The results were well received by investors in the morning. In pre-market trading, the share price rose by around 3 percent to 263.75 euros.
On a comparable basis, Group sales climbed by 8 percent to 19.14 billion euros. This is at the upper end of the forecast for the year as a whole. Incoming orders soared by 10 percent to 21.37 billion, also exceeding the forecast. CEO Roland Busch (61) sees the start to the fiscal year as proof of the successful implementation of the strategy. "Siemens is very well positioned in its growth markets. Artificial intelligence is a strong growth driver for our business."
Siemens is now raising its profit expectations for the current fiscal year slightly. Adjusted earnings per share in 2025/26 will be between €10.70 and €11.10: Previously, the company had assumed 10.40 to 11.00 euros.
Digital Industries division recovers
Things are looking up for the problem child of recent years, the automation division Digital Industries (DI). In the first quarter, order intake and sales increased by 13 and 10 percent respectively, driven by the software business, on which Busch is particularly focusing. "We are creating the industrial counterpart to ChatGPT," he said in an interview with manager magazin. Initial impetus came from the multi-billion US acquisitions Altair and Dotmatics. The building technology and infrastructure division Smart Infrastructure continued to benefit from the boom in data centers in the USA - incoming orders soared by 22% to a record level.
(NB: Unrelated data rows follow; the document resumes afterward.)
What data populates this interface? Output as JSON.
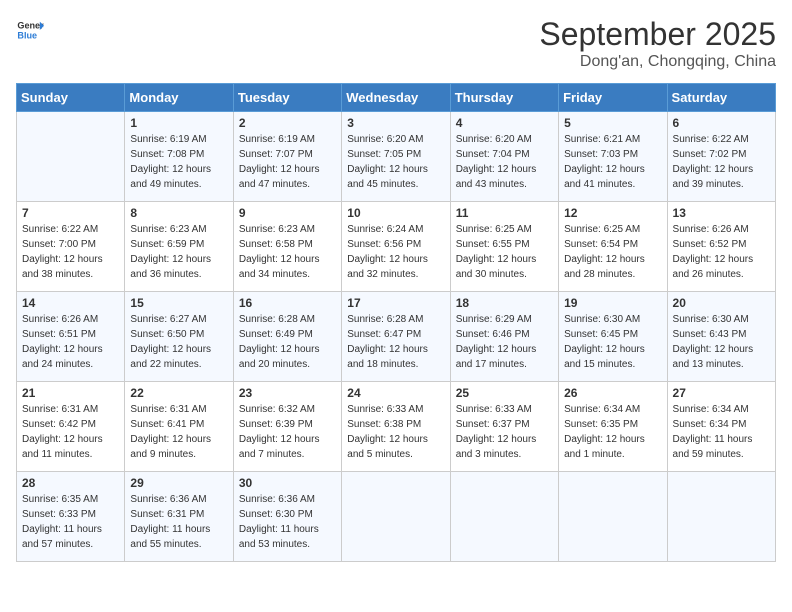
{
  "header": {
    "logo_general": "General",
    "logo_blue": "Blue",
    "month_title": "September 2025",
    "location": "Dong'an, Chongqing, China"
  },
  "days_of_week": [
    "Sunday",
    "Monday",
    "Tuesday",
    "Wednesday",
    "Thursday",
    "Friday",
    "Saturday"
  ],
  "weeks": [
    [
      {
        "day": "",
        "sunrise": "",
        "sunset": "",
        "daylight": ""
      },
      {
        "day": "1",
        "sunrise": "Sunrise: 6:19 AM",
        "sunset": "Sunset: 7:08 PM",
        "daylight": "Daylight: 12 hours and 49 minutes."
      },
      {
        "day": "2",
        "sunrise": "Sunrise: 6:19 AM",
        "sunset": "Sunset: 7:07 PM",
        "daylight": "Daylight: 12 hours and 47 minutes."
      },
      {
        "day": "3",
        "sunrise": "Sunrise: 6:20 AM",
        "sunset": "Sunset: 7:05 PM",
        "daylight": "Daylight: 12 hours and 45 minutes."
      },
      {
        "day": "4",
        "sunrise": "Sunrise: 6:20 AM",
        "sunset": "Sunset: 7:04 PM",
        "daylight": "Daylight: 12 hours and 43 minutes."
      },
      {
        "day": "5",
        "sunrise": "Sunrise: 6:21 AM",
        "sunset": "Sunset: 7:03 PM",
        "daylight": "Daylight: 12 hours and 41 minutes."
      },
      {
        "day": "6",
        "sunrise": "Sunrise: 6:22 AM",
        "sunset": "Sunset: 7:02 PM",
        "daylight": "Daylight: 12 hours and 39 minutes."
      }
    ],
    [
      {
        "day": "7",
        "sunrise": "Sunrise: 6:22 AM",
        "sunset": "Sunset: 7:00 PM",
        "daylight": "Daylight: 12 hours and 38 minutes."
      },
      {
        "day": "8",
        "sunrise": "Sunrise: 6:23 AM",
        "sunset": "Sunset: 6:59 PM",
        "daylight": "Daylight: 12 hours and 36 minutes."
      },
      {
        "day": "9",
        "sunrise": "Sunrise: 6:23 AM",
        "sunset": "Sunset: 6:58 PM",
        "daylight": "Daylight: 12 hours and 34 minutes."
      },
      {
        "day": "10",
        "sunrise": "Sunrise: 6:24 AM",
        "sunset": "Sunset: 6:56 PM",
        "daylight": "Daylight: 12 hours and 32 minutes."
      },
      {
        "day": "11",
        "sunrise": "Sunrise: 6:25 AM",
        "sunset": "Sunset: 6:55 PM",
        "daylight": "Daylight: 12 hours and 30 minutes."
      },
      {
        "day": "12",
        "sunrise": "Sunrise: 6:25 AM",
        "sunset": "Sunset: 6:54 PM",
        "daylight": "Daylight: 12 hours and 28 minutes."
      },
      {
        "day": "13",
        "sunrise": "Sunrise: 6:26 AM",
        "sunset": "Sunset: 6:52 PM",
        "daylight": "Daylight: 12 hours and 26 minutes."
      }
    ],
    [
      {
        "day": "14",
        "sunrise": "Sunrise: 6:26 AM",
        "sunset": "Sunset: 6:51 PM",
        "daylight": "Daylight: 12 hours and 24 minutes."
      },
      {
        "day": "15",
        "sunrise": "Sunrise: 6:27 AM",
        "sunset": "Sunset: 6:50 PM",
        "daylight": "Daylight: 12 hours and 22 minutes."
      },
      {
        "day": "16",
        "sunrise": "Sunrise: 6:28 AM",
        "sunset": "Sunset: 6:49 PM",
        "daylight": "Daylight: 12 hours and 20 minutes."
      },
      {
        "day": "17",
        "sunrise": "Sunrise: 6:28 AM",
        "sunset": "Sunset: 6:47 PM",
        "daylight": "Daylight: 12 hours and 18 minutes."
      },
      {
        "day": "18",
        "sunrise": "Sunrise: 6:29 AM",
        "sunset": "Sunset: 6:46 PM",
        "daylight": "Daylight: 12 hours and 17 minutes."
      },
      {
        "day": "19",
        "sunrise": "Sunrise: 6:30 AM",
        "sunset": "Sunset: 6:45 PM",
        "daylight": "Daylight: 12 hours and 15 minutes."
      },
      {
        "day": "20",
        "sunrise": "Sunrise: 6:30 AM",
        "sunset": "Sunset: 6:43 PM",
        "daylight": "Daylight: 12 hours and 13 minutes."
      }
    ],
    [
      {
        "day": "21",
        "sunrise": "Sunrise: 6:31 AM",
        "sunset": "Sunset: 6:42 PM",
        "daylight": "Daylight: 12 hours and 11 minutes."
      },
      {
        "day": "22",
        "sunrise": "Sunrise: 6:31 AM",
        "sunset": "Sunset: 6:41 PM",
        "daylight": "Daylight: 12 hours and 9 minutes."
      },
      {
        "day": "23",
        "sunrise": "Sunrise: 6:32 AM",
        "sunset": "Sunset: 6:39 PM",
        "daylight": "Daylight: 12 hours and 7 minutes."
      },
      {
        "day": "24",
        "sunrise": "Sunrise: 6:33 AM",
        "sunset": "Sunset: 6:38 PM",
        "daylight": "Daylight: 12 hours and 5 minutes."
      },
      {
        "day": "25",
        "sunrise": "Sunrise: 6:33 AM",
        "sunset": "Sunset: 6:37 PM",
        "daylight": "Daylight: 12 hours and 3 minutes."
      },
      {
        "day": "26",
        "sunrise": "Sunrise: 6:34 AM",
        "sunset": "Sunset: 6:35 PM",
        "daylight": "Daylight: 12 hours and 1 minute."
      },
      {
        "day": "27",
        "sunrise": "Sunrise: 6:34 AM",
        "sunset": "Sunset: 6:34 PM",
        "daylight": "Daylight: 11 hours and 59 minutes."
      }
    ],
    [
      {
        "day": "28",
        "sunrise": "Sunrise: 6:35 AM",
        "sunset": "Sunset: 6:33 PM",
        "daylight": "Daylight: 11 hours and 57 minutes."
      },
      {
        "day": "29",
        "sunrise": "Sunrise: 6:36 AM",
        "sunset": "Sunset: 6:31 PM",
        "daylight": "Daylight: 11 hours and 55 minutes."
      },
      {
        "day": "30",
        "sunrise": "Sunrise: 6:36 AM",
        "sunset": "Sunset: 6:30 PM",
        "daylight": "Daylight: 11 hours and 53 minutes."
      },
      {
        "day": "",
        "sunrise": "",
        "sunset": "",
        "daylight": ""
      },
      {
        "day": "",
        "sunrise": "",
        "sunset": "",
        "daylight": ""
      },
      {
        "day": "",
        "sunrise": "",
        "sunset": "",
        "daylight": ""
      },
      {
        "day": "",
        "sunrise": "",
        "sunset": "",
        "daylight": ""
      }
    ]
  ]
}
The only disappointment was the cash inflow from operating activities (free cash flow), which attracted a lot of attention on the capital market and fell by more than half to EUR 677 million (EUR 1.58 billion). Legacy issues also played a role here: Siemens had manufactured fuel elements for nuclear power plants in Hanau for many years and has now paid 360 million euros for the German government to assume the costs for the disposal of radioactive waste after the nuclear phase-out and decommissioning of the site.
For the first time in six years, Siemens has invited its shareholders to an Annual General Meeting. The reason for this is a voting defeat last year. It is a first for Busch to appear live in front of the shareholders. More than 5000 shareholders have registered. Above all, they want to know how far Siemens has come on the way to becoming "One Tech Company", with which Busch wants to integrate the individual divisions more closely. The planned spin-off of the medical technology subsidiary Healthineers is also likely to be discussed.